Amphithéâtre Laurent Schwartz, bâtiment 1R3 (Institut de Mathématiques de Toulouse)

Amphithéâtre Laurent Schwartz, bâtiment 1R3

Institut de Mathématiques de Toulouse

118 route de Narbonne 31062 Toulouse Cedex 9

Databases, and in particular relational databases, are a common paradigm for storing and querying data. Data is stored in relations which are linked with each other. Users may interrogate the database by issuing queries via a declarative query language. One of the challenges for a relational database management system (RDBMS) is to evaluate each query as quickly possible. However, as it turns out, there are many ways in which a query can be executed.
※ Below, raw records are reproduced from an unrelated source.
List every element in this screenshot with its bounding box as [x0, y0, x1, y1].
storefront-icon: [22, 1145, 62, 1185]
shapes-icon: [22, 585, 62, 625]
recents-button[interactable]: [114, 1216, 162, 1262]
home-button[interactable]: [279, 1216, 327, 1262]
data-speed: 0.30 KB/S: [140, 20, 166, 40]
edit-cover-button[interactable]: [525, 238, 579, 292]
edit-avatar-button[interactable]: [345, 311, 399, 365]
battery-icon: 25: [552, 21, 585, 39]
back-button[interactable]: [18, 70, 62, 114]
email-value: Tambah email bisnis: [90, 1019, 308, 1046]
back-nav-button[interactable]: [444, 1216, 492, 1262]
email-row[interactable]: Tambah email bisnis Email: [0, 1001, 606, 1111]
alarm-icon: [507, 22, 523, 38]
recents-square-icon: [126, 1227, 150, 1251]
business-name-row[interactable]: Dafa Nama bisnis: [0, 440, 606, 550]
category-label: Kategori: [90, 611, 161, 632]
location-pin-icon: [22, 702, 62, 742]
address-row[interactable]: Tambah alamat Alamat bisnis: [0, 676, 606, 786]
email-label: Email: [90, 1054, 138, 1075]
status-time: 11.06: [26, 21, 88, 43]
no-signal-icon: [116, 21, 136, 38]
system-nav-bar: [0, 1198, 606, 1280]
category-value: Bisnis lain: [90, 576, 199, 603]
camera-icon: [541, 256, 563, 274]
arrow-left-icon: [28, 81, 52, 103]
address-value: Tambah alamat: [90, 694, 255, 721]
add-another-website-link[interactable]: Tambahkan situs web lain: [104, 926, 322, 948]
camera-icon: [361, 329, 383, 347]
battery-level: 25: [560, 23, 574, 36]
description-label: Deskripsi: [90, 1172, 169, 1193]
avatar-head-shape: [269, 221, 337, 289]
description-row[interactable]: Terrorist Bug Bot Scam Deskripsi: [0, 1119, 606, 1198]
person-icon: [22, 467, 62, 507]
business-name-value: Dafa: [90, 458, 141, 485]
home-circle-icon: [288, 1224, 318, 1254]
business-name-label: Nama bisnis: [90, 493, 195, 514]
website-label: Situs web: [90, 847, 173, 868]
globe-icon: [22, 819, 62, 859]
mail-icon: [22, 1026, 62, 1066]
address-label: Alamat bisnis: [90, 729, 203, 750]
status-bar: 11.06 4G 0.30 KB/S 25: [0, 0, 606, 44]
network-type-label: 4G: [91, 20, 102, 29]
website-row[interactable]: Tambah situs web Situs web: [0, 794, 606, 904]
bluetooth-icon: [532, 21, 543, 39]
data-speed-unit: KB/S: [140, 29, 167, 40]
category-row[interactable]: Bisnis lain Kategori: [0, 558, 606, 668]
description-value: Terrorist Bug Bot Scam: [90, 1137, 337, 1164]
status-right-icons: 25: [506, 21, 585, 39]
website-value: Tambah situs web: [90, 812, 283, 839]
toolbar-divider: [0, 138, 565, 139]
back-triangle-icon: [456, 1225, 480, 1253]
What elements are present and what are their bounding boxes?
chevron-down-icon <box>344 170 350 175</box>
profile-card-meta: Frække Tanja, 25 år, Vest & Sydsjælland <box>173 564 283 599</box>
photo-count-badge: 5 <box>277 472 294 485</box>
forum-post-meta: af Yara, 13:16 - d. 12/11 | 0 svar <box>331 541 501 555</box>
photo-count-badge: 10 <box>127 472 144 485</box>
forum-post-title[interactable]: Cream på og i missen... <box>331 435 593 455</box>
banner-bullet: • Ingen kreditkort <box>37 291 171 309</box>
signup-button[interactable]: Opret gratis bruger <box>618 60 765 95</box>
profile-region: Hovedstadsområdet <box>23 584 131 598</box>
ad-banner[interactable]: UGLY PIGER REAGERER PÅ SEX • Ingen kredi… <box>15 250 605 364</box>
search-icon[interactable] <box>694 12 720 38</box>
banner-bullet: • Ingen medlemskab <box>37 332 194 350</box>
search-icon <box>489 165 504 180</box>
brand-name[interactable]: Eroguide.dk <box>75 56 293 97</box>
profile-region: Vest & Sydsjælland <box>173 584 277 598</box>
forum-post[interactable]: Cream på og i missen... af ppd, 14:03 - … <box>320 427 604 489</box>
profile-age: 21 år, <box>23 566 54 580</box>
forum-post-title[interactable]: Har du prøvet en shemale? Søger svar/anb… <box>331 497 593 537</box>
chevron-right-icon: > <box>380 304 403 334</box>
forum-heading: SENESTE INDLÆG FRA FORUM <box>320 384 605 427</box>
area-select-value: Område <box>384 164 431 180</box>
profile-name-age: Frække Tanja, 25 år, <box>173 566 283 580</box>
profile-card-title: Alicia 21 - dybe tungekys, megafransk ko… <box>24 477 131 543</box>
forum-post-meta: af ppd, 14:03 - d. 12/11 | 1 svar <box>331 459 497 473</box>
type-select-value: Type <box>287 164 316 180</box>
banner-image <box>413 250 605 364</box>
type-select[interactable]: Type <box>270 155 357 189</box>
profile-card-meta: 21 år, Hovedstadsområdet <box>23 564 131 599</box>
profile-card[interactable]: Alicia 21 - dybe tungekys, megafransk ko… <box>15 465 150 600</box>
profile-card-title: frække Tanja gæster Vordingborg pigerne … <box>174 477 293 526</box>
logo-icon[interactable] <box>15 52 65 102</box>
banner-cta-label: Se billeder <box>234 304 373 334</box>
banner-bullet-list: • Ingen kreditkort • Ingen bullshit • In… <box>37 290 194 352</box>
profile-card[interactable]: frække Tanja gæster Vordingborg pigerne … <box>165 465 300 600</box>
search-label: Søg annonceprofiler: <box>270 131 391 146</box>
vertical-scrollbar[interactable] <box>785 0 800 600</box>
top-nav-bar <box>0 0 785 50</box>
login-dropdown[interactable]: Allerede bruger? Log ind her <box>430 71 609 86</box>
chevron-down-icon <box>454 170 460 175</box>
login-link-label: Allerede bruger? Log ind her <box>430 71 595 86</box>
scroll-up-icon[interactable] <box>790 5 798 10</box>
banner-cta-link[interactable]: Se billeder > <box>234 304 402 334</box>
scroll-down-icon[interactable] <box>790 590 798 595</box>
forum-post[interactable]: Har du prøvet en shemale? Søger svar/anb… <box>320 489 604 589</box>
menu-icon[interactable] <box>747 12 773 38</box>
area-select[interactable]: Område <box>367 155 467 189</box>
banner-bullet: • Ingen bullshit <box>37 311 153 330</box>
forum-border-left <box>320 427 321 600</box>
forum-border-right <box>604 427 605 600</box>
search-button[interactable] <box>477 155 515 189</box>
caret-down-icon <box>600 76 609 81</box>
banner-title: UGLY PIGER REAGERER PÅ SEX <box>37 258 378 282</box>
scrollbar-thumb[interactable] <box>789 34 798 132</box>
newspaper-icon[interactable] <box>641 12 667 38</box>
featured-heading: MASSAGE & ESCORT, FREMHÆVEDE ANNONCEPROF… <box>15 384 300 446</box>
The RDBMS delegates the choice of the query execution plan to a query optimiser. In turn, the query optimiser tasks a cost model with the responsibility of estimating the cost of each execution plan considered by the optimiser. The cost estimation therefore has a large influence on the quality of the execution plans, which in turns affects the running time that the user perceives. The most important input in the cost model is the selectivity, which is the amount of data that is expected to flow in and out of each operator in a plan. From a statistical point of view, this is a case of density estimation, where the goal is to determine the amount of data that verifies certain conditions. It is common practice to use density estimation models that make strong simplifying assumptions, in large part for efficiency reasons. For instance, it is usually assumed that attributes are independent with each other. Alas, in practice, these assumptions are more often that not unverified, which leads to large estimation errors. The goal of this PhD is thus to propose models that offer a better compromise between selectivity estimation accuracy and computational cost. First of all, we propose a methodology based on Bayesian networks, where we constrain each network to have a tree topology, therefore allowing a linear computational complexity. Secondly, we train online machine learning models to correct an existing selectivity estimation model, whilst adapting to concept drift. Our experimental results, which are based on the TPC-DS and JOB benchmarks, are very encouraging with respect to both of our lines of work.